Big thanks to HICONSUMPTION for the consistent, editorial-quality EDC and lifestyle gear coverage. If you found something worth adding to your kit, drop a comment below — what’s currently in your pockets, what problem you’re trying to solve, or which item from this video caught your eye. We read every comment. Subscribe to HICONSUMPTION on YouTube for gear coverage that goes wide on the lifestyle side and deep on the EDC essentials.

Disclosure: Some links on this page are affiliate links. If you purchase through them, we may earn a small commission at no additional cost to you.

The 8 Best Affordable Rolex Submariner Alternatives

By Fashion, Video

Video Overview

Thanks to HICONSUMPTION for this video covering 9 items reviewing watches for everyday wear. HICONSUMPTION brings a curated, editorial perspective to EDC gear coverage — the same sensibility that defines their broader product writing, applied to everyday carry and lifestyle gear. Whether you’re looking for a new watch, bag, knife, or tech accessory, the gear in this video is worth knowing about.

Items and/or Gear Mentioned in the Video

The Casio ‘Duro’ MDV106-1A and Timex Deepwater Reef 200 Titanium are the standout picks from this lineup — both have accessible Amazon pricing and strong carry credentials.

Editor’s Insight

HICONSUMPTION has built a reputation as one of the most editorially rigorous product channels in the lifestyle and EDC space. Their coverage isn’t driven by unboxing novelty — it’s grounded in the kind of comparative analysis and contextual framing that turns a product feature list into a purchase decision. This video is a good example of that approach: not just what the gear is, but why it matters and who it’s for.

Roundup videos are the most practically useful format in EDC content — they compress the research process by covering multiple options against the same criteria in a single sitting. This one from HICONSUMPTION covers 9 options, which is enough depth to give you real comparison context without exhausting you. HICONSUMPTION’s roundups are particularly useful because they tend to cover the full price spectrum, not just the premium tier — which means there’s usually something relevant regardless of your budget.

Watch coverage is where HICONSUMPTION particularly excels — they approach it with the same editorial rigor they bring to bags and knives, which means you get context about movement quality, case dimensions, lug-to-lug fit, and real-world wearability rather than just spec recitations. The watch space has never been more competitive at the accessible tier: movements with decades of proven reliability, case materials that survive daily wear, and dials that read clearly across lighting conditions — all available at prices that make the “save up for a Rolex” logic increasingly hard to defend.
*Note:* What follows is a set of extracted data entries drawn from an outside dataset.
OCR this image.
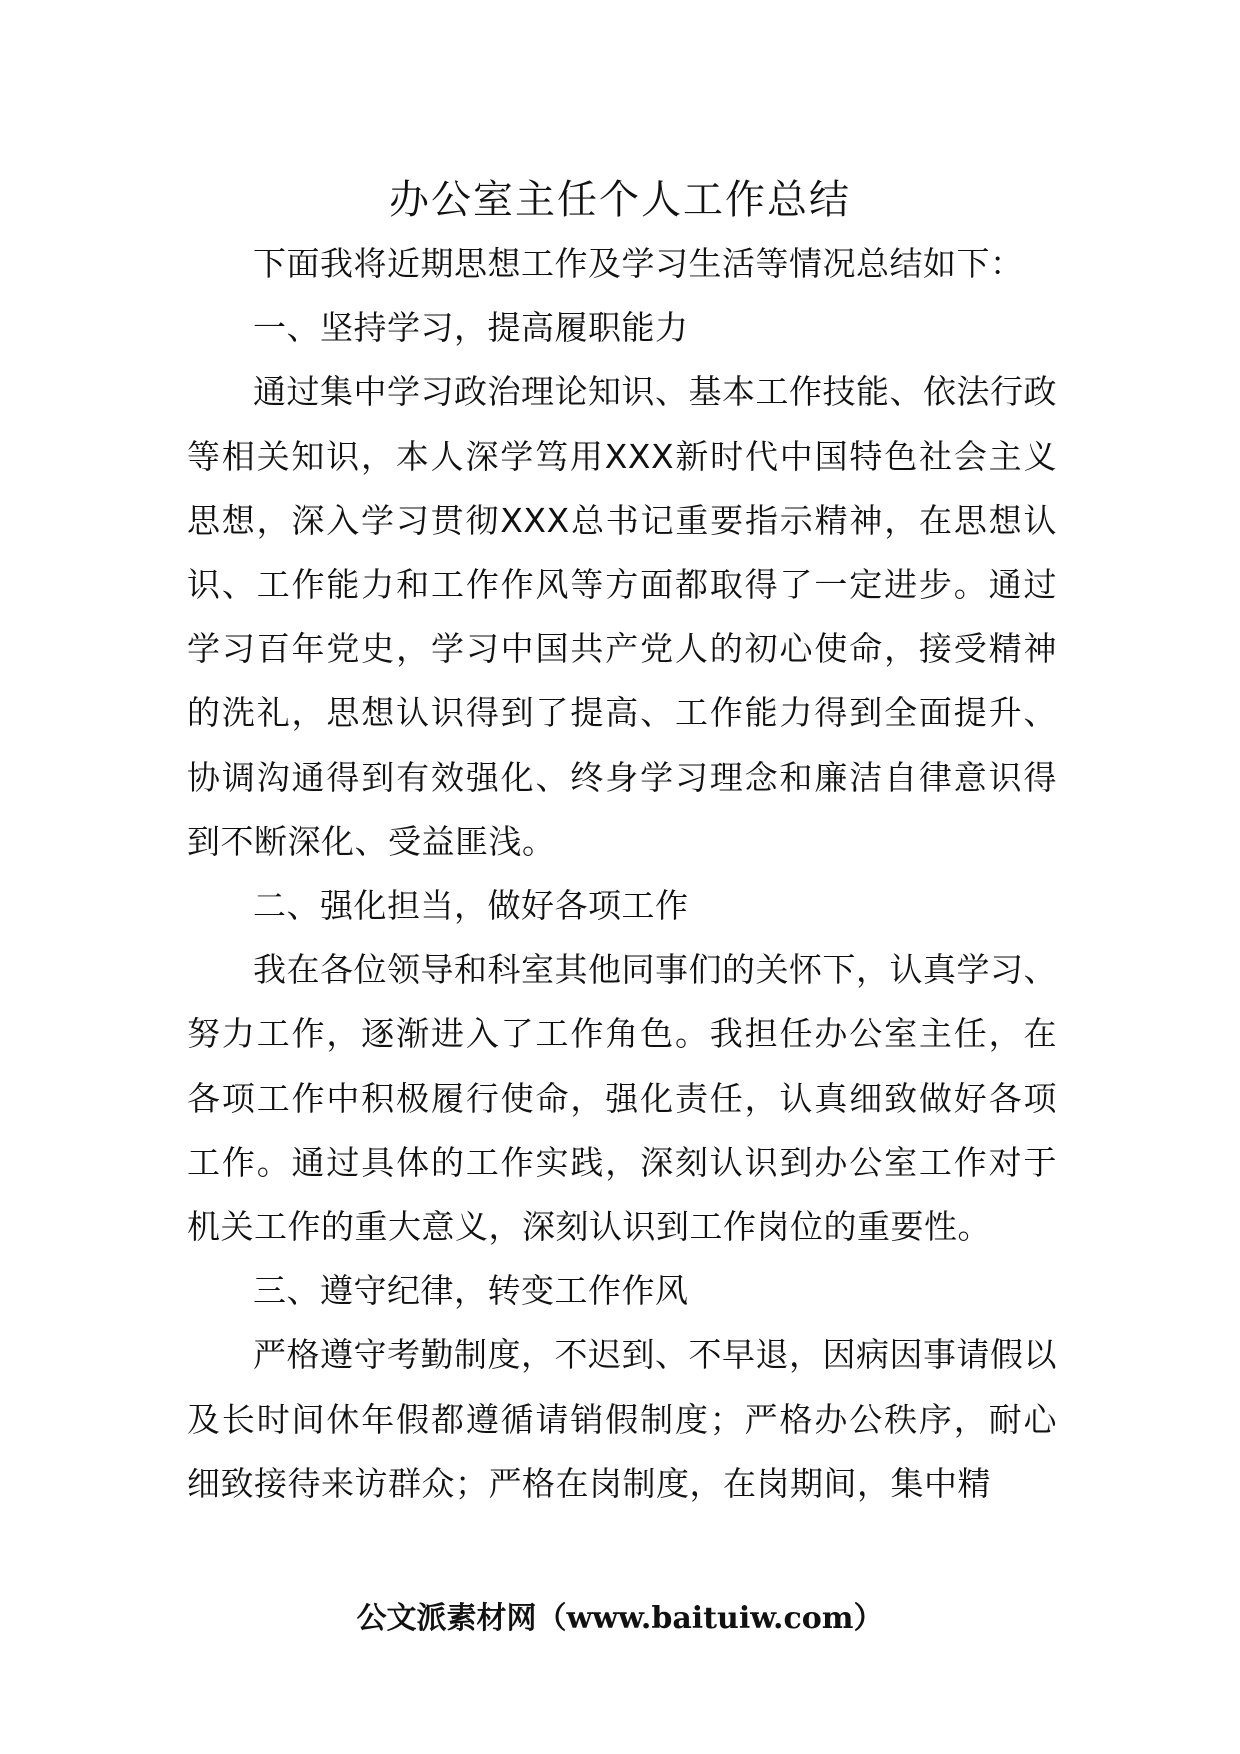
办公室主任个人工作总结

下面我将近期思想工作及学习生活等情况总结如下：

一、坚持学习，提高履职能力

通过集中学习政治理论知识、基本工作技能、依法行政等相关知识，本人深学笃用XXX新时代中国特色社会主义思想，深入学习贯彻XXX总书记重要指示精神，在思想认识、工作能力和工作作风等方面都取得了一定进步。通过学习百年党史，学习中国共产党人的初心使命，接受精神的洗礼，思想认识得到了提高、工作能力得到全面提升、协调沟通得到有效强化、终身学习理念和廉洁自律意识得到不断深化、受益匪浅。

二、强化担当，做好各项工作

我在各位领导和科室其他同事们的关怀下，认真学习、努力工作，逐渐进入了工作角色。我担任办公室主任，在各项工作中积极履行使命，强化责任，认真细致做好各项工作。通过具体的工作实践，深刻认识到办公室工作对于机关工作的重大意义，深刻认识到工作岗位的重要性。

三、遵守纪律，转变工作作风

严格遵守考勤制度，不迟到、不早退，因病因事请假以及长时间休年假都遵循请销假制度；严格办公秩序，耐心细致接待来访群众；严格在岗制度，在岗期间，集中精

公文派素材网（www.baituiw.com）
The Casio ‘Duro’ MDV106-1A is the kind of item that typifies this video’s selection philosophy — something specific enough to have a clear use case, well-made enough to represent the quality ceiling for its price tier, and carry-friendly enough to not require justification every morning. Items at this level tend to stay in the kit: they survive the rotation process that weeds out the gear that seemed great in a YouTube review but felt wrong in daily use.

The Timex Deepwater Reef 200 Titanium rounds out this lineup with a complementary carry need. A well-assembled EDC kit isn’t static; it responds to changing contexts, seasons, and daily requirements. Adding one well-chosen item from this list might be exactly the adjustment your carry has been missing — not more gear, just better gear in the right category.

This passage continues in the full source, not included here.